The speeches of Lula and Bolsonaro, at certain moments, converge. During the price hike, the current president criticized the PPI and advocated ending the alignment to international parity. And for several moments, he has publicly pressured the oil company to hold off on readjustments or cut prices. Although he has stated several times that he cannot lower fuel prices with a “canetada” or interfere in Petrobras, the president of the Republic has already changed the presidency of the state-owned company four times in his four years in office, due to dissatisfaction with the company’s prices. And in Paes de Andrade’s current administration, Petrobras has intensified price reductions.
“The price [of fuel] is an issue that is worrying all governments [in the world]. Regardless of the [political position of the candidates], the concern for the consumer has to be a topic of discussion on the agenda. Obviously, how the problem is solved will vary, depending on political variations. Brazil has been down this road [price control] before and so has Petrobras. This had a major impact on Petrobras’ finances and its ability to reinvest and maintain expansion,” commented Ixchel Castro. The change in global flows of derivatives will require Brazil to look for new trading partners. Ixchel Castro believes that the United States will remain Brazil’s main diesel supplier, but points out that the Brazilian market will compete with Europe for the American product.

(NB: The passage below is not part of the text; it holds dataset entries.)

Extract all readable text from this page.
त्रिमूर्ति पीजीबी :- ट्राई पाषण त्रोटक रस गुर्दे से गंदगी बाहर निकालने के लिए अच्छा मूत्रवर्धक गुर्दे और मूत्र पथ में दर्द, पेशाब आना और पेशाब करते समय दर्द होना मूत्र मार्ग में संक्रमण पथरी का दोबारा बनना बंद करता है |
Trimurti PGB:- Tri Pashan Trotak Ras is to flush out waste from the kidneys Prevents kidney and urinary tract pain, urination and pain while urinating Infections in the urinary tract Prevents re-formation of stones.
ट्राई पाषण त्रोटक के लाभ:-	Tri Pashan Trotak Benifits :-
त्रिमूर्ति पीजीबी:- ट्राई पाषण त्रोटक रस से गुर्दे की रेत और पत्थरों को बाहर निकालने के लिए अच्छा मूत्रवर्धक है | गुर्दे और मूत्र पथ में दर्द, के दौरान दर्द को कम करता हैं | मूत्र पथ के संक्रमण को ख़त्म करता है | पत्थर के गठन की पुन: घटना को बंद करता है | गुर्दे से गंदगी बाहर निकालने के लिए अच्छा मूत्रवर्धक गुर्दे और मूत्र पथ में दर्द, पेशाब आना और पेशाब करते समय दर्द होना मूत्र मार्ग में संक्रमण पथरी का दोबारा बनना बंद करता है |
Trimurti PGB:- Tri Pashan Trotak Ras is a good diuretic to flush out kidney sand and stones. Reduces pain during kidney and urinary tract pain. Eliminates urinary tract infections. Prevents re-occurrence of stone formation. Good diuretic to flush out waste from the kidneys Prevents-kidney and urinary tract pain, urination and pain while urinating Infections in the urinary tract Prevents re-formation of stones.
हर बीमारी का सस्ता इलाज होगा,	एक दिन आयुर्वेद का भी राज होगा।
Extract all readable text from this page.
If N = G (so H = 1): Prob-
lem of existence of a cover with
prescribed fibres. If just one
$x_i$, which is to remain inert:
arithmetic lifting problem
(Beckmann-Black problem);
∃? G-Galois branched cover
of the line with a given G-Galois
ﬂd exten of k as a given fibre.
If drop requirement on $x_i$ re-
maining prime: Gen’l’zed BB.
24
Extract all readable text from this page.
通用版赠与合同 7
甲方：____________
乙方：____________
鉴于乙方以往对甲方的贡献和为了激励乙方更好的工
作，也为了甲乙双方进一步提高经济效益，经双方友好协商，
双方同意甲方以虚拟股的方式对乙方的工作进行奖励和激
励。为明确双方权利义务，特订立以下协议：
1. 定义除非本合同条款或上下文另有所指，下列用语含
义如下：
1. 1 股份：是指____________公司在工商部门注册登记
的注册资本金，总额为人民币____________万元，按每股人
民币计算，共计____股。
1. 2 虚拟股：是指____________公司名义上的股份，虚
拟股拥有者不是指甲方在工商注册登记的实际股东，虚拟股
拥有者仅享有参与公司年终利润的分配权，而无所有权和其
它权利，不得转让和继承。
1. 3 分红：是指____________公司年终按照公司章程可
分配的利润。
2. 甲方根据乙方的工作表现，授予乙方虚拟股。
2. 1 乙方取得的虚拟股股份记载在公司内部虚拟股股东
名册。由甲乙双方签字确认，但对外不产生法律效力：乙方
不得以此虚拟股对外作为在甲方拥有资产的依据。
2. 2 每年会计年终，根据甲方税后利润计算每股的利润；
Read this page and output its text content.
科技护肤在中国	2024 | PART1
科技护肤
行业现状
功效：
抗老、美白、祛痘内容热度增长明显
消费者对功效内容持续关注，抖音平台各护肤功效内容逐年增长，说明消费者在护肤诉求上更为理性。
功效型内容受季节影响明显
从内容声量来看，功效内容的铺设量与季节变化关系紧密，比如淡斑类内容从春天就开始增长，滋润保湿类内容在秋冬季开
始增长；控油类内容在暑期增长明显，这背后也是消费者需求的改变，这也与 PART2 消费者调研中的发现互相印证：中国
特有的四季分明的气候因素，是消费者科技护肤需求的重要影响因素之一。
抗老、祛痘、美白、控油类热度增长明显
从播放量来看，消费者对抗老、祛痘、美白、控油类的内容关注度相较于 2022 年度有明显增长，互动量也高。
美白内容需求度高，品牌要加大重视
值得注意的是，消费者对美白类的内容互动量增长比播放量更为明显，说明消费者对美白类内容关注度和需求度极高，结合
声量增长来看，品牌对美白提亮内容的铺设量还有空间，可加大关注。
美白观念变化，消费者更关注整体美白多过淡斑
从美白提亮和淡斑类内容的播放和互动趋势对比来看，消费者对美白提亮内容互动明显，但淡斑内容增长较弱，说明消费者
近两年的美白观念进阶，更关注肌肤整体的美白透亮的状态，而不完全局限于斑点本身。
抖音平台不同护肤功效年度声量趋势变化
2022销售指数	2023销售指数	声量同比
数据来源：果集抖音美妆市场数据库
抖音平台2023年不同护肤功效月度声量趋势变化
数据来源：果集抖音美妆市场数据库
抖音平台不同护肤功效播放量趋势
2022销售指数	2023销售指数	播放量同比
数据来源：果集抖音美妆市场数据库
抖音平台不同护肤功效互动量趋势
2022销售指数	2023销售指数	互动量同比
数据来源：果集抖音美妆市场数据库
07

“Gradually, some [acquisition] opportunities will open up with Middle Eastern and Asian countries. New refineries in Africa may also represent new diesel procurement opportunities. Europe will continue to buy larger volumes, Brazil will compete with Europe, but there are a good number of options on the table,” Castro analyzed. On Friday, 30, the Minister of Mines and Energy, Adolfo Sachsida, announced on Twitter that 35 million liters of diesel arrived at the port of Santos (SP), from Russia. The volume represents less than 1% of the monthly diesel consumption in the country. According to the minister, new cargoes should arrive from Russia in October. It was not informed who imported the Russian diesel. The Bolsonaro government has been maintaining trade relations with Vladimir Putin, even with the sanctions imposed by Western powers on Russia. There is no impediment, from a legal point of view, for Brazil to buy diesel from that country. Those interested in importing from Russia, however, may run into retaliation in the financial market or difficulties in processing payments or access to credit.
Ixchel Castro sees the risks of unsupplying the Brazilian diesel market as low. But Brazil will have to adapt to more pressured prices and tighter delivery conditions – such as high freight costs from more distant suppliers.
The National Petroleum, Natural Gas and Biofuels Agency (ANP) even proposed a measure this year to force large companies in the Brazilian market to increase diesel inventories during the most critical period, between September and November. Amid reaction from the sector, the agency backtracked.
For Castro, the discussion about minimum stocks or strategic diesel reserves, in Brazil, makes sense, especially given the great distance of the Brazilian market to alternative sources of supply.
The challenge, according to her, is how to implement such a measure. “Which part of the chain assumes the additional costs and how do you pass that on to the consumer?” she questioned.